L’umanità in ogni momento della sua storia si esprime secondo il livello di coscienza che ha raggiunto; c’è stato un tempo in cui la vendetta era la norma e non potevamo fare diversamente, quella era la nostra vibrazione. La cosa grave sarebbe rimanere all’interno di quella vibrazione poco raffinata e ormai superata, una volta che la nostra presa di coscienza ci abbia portato oltre. Sarebbe un intralcio grave al nostro procedere lungo il sentiero evolutivo.

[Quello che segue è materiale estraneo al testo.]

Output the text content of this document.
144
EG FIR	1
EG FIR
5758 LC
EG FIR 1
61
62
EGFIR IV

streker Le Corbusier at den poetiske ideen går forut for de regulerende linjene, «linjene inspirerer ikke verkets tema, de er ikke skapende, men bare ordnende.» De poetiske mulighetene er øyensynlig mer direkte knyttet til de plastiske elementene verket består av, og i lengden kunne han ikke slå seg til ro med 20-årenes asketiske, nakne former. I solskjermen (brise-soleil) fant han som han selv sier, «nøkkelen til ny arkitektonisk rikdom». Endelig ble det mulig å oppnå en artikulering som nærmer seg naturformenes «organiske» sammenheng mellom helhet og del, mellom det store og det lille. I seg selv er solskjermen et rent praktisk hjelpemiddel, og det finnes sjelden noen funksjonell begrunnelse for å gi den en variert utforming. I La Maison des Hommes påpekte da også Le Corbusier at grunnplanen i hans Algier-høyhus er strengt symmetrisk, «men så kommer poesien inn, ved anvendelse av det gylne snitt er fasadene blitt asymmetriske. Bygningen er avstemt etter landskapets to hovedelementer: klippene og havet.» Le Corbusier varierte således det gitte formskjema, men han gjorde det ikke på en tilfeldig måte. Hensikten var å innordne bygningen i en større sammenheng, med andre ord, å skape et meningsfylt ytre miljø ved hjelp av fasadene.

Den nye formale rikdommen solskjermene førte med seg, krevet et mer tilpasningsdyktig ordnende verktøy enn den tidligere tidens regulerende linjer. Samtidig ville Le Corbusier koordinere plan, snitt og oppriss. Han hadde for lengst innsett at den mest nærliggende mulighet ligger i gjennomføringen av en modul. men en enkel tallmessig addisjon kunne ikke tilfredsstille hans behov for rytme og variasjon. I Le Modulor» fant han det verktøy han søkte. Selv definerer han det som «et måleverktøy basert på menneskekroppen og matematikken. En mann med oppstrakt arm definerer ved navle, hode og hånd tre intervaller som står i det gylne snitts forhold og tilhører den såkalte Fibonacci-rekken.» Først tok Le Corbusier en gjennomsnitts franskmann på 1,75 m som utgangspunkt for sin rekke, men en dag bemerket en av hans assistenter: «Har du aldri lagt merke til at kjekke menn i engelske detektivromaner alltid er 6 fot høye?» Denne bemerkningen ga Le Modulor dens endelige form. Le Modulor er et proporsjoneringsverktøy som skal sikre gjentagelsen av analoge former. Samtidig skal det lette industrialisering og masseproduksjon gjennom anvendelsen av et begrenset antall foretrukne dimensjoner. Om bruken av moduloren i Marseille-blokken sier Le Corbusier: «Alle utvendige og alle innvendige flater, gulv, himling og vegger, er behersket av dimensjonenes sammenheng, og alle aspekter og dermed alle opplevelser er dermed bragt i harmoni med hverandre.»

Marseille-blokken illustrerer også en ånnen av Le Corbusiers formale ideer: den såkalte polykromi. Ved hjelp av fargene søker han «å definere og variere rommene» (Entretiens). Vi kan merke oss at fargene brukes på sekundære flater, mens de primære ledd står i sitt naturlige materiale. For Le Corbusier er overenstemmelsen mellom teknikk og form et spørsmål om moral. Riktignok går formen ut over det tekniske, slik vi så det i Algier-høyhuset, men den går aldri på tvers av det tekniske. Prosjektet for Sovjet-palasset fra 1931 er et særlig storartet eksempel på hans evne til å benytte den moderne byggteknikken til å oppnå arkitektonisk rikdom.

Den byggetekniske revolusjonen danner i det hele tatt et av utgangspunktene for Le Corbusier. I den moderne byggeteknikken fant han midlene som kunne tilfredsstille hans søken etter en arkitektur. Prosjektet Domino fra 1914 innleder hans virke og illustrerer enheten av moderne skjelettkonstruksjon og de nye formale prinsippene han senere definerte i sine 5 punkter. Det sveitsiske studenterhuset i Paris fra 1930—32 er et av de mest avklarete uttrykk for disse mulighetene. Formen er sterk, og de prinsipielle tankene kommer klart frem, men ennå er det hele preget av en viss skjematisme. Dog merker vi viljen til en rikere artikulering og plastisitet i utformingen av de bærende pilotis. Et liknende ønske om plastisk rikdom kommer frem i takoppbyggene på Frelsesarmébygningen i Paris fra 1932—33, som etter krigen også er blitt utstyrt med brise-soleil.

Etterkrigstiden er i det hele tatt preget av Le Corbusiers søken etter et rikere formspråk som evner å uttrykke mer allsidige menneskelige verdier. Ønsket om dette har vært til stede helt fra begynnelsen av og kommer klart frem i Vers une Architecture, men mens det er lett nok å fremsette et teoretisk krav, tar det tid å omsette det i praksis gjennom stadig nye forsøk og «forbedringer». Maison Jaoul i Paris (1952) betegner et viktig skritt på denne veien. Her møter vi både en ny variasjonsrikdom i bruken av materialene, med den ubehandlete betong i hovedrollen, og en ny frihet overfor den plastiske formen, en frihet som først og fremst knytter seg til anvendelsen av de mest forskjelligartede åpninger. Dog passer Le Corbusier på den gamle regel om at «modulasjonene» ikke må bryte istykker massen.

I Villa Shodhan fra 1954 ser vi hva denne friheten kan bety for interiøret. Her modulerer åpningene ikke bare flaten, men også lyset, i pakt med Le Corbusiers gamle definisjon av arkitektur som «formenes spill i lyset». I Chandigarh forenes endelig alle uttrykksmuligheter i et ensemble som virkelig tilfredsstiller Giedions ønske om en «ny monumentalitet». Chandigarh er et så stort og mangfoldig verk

Se nelle opere ci sono dei personaggi che si aggrappano ad una morale anacronistica (e a proposito di “occhio per occhio” non può non venire in mente l’esempio più eclatante, Shylock ne Il Mercante di Venezia!), non bisogna pensare che Shakespeare approvi ed avvalori quella visione, al contario… Crea delle storie che ci aiutano ad evolvere, perché finalizzate a farci capire che bisogna andare oltre quel modo di pensare e vivere. Come umanità, avendone fatto ampiamente esperienza, ormai sappiamo che la vendetta non risolve nulla e non porta da nessuna parte, perché portata alla sua illogica conclusione non risparmia nessuno! Il messagero solare, il Cristo, è venuto a spazzare via la Legge di Saturno (l’occhio per occhio del Vecchio Testamento), portando una Legge più alta e onnicomprensiva, quella dell’Amore. Ebbene, con un dramma entusiasmante (il Mercante a cui accennavamo), che da un lato ci tiene incollati alla poltrona con la suspence della scena del processo e dall’altro ci offre momenti poetici che sono tra i più sublimi dell’intero canone shakesperiano (affidati alla voce di Lorenzo all’inizio del quinto atto), Will ci ripropone esattamente lo stesso messaggio!!

Certi personaggi possono parlare all’emotività (come Romeo e Giulietta, Ofelia e Amleto) certe eroine sono fin troppo dolci e perfette (come Desdemona), certe opere possono urtare la nostra sensibilità moderna (come La Bisbetica Domata). Che interpretazione ne offre Lei?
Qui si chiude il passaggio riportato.